Giordano convertido en Estatua Mágica
A mitad de de camino entre los Apeninos y el Vesubio está situada la histórica ciudad de Nola, el lugar escogido por el destino para dar al mundo, en 1548, a Giordano Bruno. Sus padres Giovanni Bruno y Francesca Sadolini, bautizaron al hijo con el nombre de Filippo, quien a los 15 años de edad, al entrar al monasterio de los dominicos, en Nápoles, lo cambió por el de Giordano.
Antes de hacerse monje, este filósofo, que fue también astrónomo y poeta, solía pasar gran parte del tiempo en medio de la Naturaleza, rodeado de sus queridos “campos dorados de Nola”, como él los llamaba en sus versos. Seguramente que el recuerdo de esos campos fue para él, fuente de constante inspiración.
Espíritu investigador y amante del saber, dedicaba Bruno a la lectura la mayor parte del tiempo, en el convento, y al lado de las obras de Tomás de Aquino, leía también las de Lucrecio. Porque el estudio de la teología cristiana no le era obstáculo para dedicarse con ahínco al estudio de Pitágoras, Anaxágoras, Heráclito, los estoicos, los neoplatónicos y la filosofía órfica de Grecia. Estos fueron sus principales maestros, distinguiéndose tanto por el pitagorismo, que frecuentemente se le designa con el nombre de “el segundo Pitágoras”.
Por haber enseñado la moral de Buda, la filosofía de Pitágoras, la astronomía de Cópernico y otras verdades más, Bruno fue acusado de herejía, siendo el principal crimen que se imputaba el haber declarado que la tierra giraba en el espacio, poniéndose de ese modo en contradicción con las Santas Escrituras, que sostenían lo contrario.

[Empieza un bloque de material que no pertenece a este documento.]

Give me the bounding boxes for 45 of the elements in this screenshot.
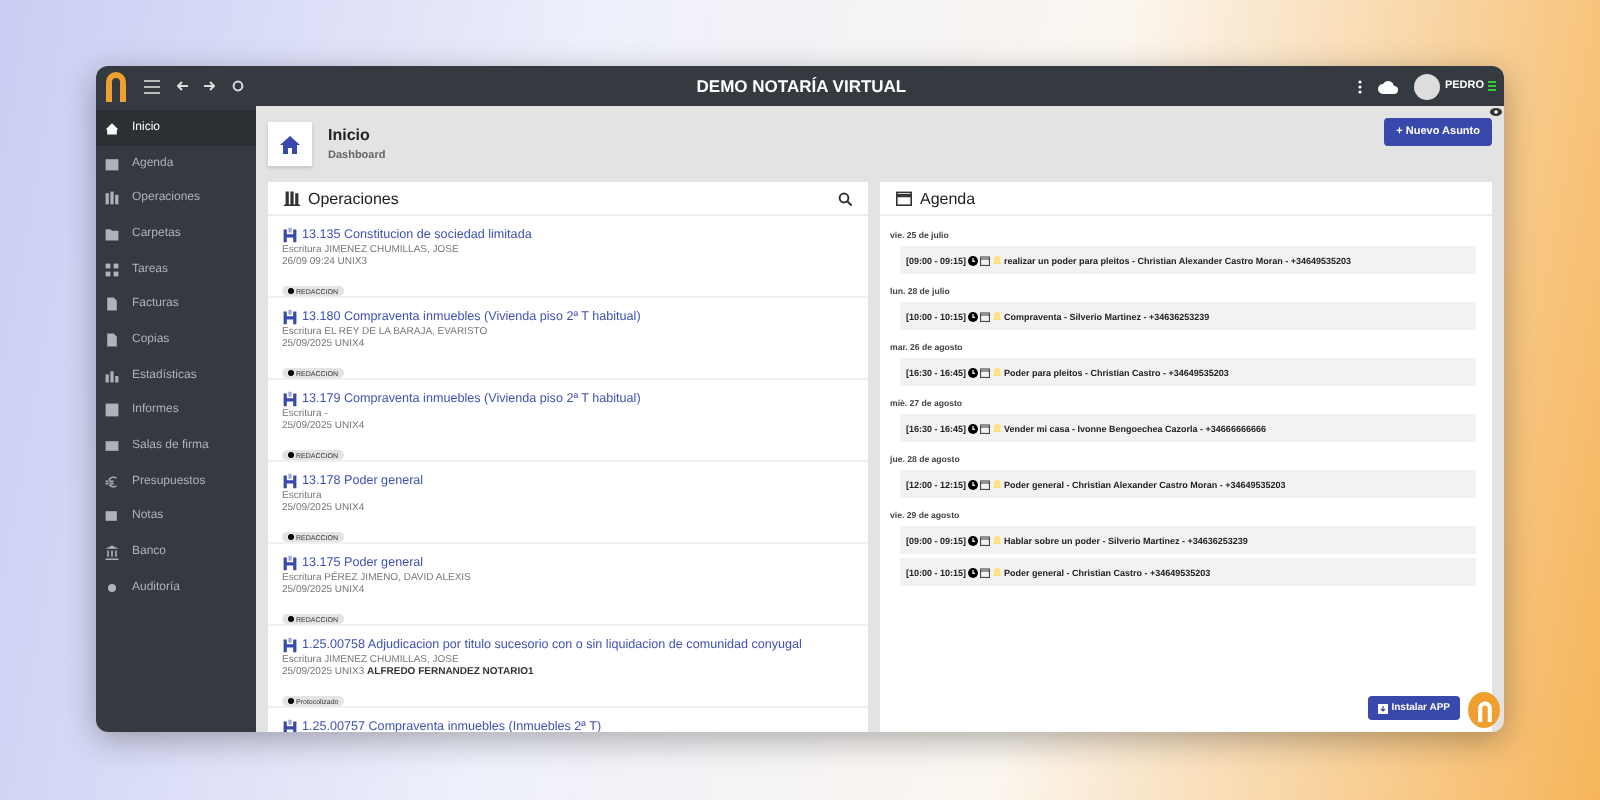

Perseguido primero en Nápoles, luego en Roma y, finalmente, en Venecia, tuvo que huir al extranjero, comenzando así su famosa peregrinación por Suiza, Francia, Inglaterra y Alemania, y en que había de emplear 15 años de su vida predicando la verdad por un mundo hundido en la más gruesa ignorancia. El filósofo viajaba la mayor parte del tiempo a pie y sin otro equipaje que algunos libros. Su frugalidad pitagórica le permitía viajar con muy poco, y aun sin dinero alguno.
Hallábase Bruno en Alemania, cuando un falso amigo veneciano, llamado Giovanni Mocenigo, ofreciéndole garantías, lo indujo a volver a Italia. Víctima de una infame alevosía, cayó el fin el filósofo en las garras de la inquisición, la que por espacio de ocho años lo tuvo secuestrado, cargado de cadenas y aplicándole sin cesar los más crueles tormentos. Cuando éstos, mostrándose insuficientes para doblegar aquel recto carácter, no pudieron hacerlo retractarse de sus principios, fue primero excomulgado y luego “condenado a ser castigado con la mayor misericordia posible y sin efusión de sangre”, que era la fórmula empleada por la inquisición para significar que debía ser “quemado vivo en la hoguera”, hecho que se consumó el día 17 de febrero de 1600, en el Campo de Fiori” en Roma (foto).
Muchos años antes esta mártir tuvo el presentimiento de su calvario cuando cantó: “El alma no cede ni se doblega ante los rudos golpes, sino que más bien sobrelleva con exultación el largo martirio, convirtiendo en armonías los cruentos sufrimientos…”
Con sólo convenir en retractarse, Bruno habría podido salvarse de esa hoguera. Afortunadamente él amaba la verdad más que a su propia vida.